Outside of primary care, hospitals are evolving, and Ms. Schepici plans to help the Martha’s Vineyard Hospital keep up.
Already, doctors in Boston are analyzing digitally transferred medical images from patients on the Island. The Vineyard hospital has been part of the Partners Healthcare network since 2010, with Massachusetts General Hospital as its parent.
“We’re part of a great galaxy of health care through our relationship with Mass General Hospital, and we can do some things using telehealth,” Ms. Schepici said.
The Island hospital lacks a neurologist, so they are also exploring telehealth technology to give patients access to that specialty without having to travel off-Island. Ms. Schepici said tele-stroke care and tele-psychiatry are also possibilities.
She is frank about the hospital’s challenges and notes bluntly that the cost of living on the Island makes retaining a workforce particularly difficult.
“For the employees who are really the foundation of our organization — I’m not talking just the doctors and nurses, but I’m talking food service workers, medical assistants, and front office secretaries and back office secretaries — you know the cost of living is just formidable here so finding good housing so we can get people to stay here is a big, big challenge,” she said.
Another challenge is the hospital’s expensive nursing home facility, Windemere.
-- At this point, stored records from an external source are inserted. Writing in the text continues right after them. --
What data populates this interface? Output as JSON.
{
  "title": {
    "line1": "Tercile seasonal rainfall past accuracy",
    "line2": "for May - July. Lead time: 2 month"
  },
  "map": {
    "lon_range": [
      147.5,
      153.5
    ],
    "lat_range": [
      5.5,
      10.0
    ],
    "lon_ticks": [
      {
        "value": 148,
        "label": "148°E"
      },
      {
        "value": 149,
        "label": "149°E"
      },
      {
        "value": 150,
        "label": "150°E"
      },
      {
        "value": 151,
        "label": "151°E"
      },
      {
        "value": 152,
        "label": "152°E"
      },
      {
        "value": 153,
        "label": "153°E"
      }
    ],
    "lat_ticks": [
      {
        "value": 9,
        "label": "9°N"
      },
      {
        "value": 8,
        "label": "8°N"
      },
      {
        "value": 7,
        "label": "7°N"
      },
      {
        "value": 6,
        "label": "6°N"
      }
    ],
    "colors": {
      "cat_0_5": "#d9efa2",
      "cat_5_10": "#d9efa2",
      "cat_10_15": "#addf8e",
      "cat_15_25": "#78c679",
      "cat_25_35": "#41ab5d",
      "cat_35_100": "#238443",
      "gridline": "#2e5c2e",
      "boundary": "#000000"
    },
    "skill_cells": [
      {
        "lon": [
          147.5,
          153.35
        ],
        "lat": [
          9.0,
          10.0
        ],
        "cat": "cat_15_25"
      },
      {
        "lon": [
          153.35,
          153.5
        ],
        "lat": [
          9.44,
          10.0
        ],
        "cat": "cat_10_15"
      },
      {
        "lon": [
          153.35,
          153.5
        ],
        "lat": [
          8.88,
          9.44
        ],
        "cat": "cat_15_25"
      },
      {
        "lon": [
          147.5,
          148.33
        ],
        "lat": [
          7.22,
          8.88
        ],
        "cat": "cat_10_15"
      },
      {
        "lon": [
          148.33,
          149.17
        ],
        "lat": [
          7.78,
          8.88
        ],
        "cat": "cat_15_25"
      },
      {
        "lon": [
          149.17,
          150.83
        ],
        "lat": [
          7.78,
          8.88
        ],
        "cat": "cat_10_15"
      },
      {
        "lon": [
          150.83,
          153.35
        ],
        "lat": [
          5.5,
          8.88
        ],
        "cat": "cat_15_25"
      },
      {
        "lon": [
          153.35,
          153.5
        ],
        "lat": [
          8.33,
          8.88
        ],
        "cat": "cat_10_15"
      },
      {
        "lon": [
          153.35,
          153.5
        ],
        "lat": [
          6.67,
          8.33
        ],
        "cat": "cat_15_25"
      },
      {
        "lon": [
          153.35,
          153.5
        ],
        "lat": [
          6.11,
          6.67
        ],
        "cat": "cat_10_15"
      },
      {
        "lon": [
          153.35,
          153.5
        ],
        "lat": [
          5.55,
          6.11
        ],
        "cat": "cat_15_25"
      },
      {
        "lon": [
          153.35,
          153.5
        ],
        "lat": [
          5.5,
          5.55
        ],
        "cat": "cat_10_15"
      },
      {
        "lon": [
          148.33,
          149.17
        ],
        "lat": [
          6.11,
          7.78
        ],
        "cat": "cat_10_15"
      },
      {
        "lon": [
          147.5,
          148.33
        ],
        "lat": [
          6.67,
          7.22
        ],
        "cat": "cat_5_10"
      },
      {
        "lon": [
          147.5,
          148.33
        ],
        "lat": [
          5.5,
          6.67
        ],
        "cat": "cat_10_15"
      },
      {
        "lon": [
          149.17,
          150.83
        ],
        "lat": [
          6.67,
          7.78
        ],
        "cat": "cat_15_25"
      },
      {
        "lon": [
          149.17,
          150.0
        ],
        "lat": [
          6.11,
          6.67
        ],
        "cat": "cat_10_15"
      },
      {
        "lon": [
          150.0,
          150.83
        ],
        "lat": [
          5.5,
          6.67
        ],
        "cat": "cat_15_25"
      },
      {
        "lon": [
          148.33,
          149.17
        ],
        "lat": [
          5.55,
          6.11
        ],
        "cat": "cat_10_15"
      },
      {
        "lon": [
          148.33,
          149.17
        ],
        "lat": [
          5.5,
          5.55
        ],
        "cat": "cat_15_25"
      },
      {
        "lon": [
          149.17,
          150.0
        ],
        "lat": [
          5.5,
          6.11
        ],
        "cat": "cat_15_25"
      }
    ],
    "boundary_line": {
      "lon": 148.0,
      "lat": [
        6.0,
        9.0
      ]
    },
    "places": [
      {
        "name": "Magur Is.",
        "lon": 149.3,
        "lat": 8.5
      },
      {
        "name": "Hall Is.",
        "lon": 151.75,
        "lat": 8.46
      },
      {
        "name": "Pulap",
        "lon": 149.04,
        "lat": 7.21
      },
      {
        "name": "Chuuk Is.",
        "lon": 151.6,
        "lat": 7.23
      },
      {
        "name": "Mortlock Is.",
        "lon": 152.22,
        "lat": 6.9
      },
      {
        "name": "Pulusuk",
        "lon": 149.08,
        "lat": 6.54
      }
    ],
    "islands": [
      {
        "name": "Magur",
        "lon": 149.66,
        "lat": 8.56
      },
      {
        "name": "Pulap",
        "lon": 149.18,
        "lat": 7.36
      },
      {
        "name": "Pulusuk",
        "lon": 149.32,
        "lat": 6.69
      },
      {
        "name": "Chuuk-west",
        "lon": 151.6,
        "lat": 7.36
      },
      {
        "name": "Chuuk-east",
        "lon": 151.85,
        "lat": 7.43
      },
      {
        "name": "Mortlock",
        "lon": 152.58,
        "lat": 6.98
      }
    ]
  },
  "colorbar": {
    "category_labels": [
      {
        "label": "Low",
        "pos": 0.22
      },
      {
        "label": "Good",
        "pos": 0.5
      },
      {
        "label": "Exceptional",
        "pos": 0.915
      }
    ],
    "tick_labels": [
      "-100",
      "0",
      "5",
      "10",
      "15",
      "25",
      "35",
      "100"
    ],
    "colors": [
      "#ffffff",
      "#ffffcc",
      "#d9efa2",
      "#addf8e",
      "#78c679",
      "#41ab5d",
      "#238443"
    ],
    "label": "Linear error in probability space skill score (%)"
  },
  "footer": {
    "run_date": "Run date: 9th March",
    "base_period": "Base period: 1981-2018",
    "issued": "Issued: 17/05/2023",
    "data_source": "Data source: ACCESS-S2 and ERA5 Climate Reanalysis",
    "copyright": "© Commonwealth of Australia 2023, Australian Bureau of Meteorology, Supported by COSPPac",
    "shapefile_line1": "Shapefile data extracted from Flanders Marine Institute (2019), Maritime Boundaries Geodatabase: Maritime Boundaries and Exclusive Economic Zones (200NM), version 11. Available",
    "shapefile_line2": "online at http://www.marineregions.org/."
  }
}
The hospital heavily subsidizes the facility, which is currently home to 60 people.
“Senior health and senior issues are so daunting to this Island, and we’re not going to make that decision in a vacuum about Windemere,” Ms. Schepici said.
She’s been close to the issue of elder care, caring for her mother and grandmother at home before they died. She said many seniors can live at home with the right resources and care.
She also says after a long career in public health, the Island will be her stopping place.
“I always envisioned ending my career as a CEO, and when this job opened, I said, well I think there’s a calling there for me.”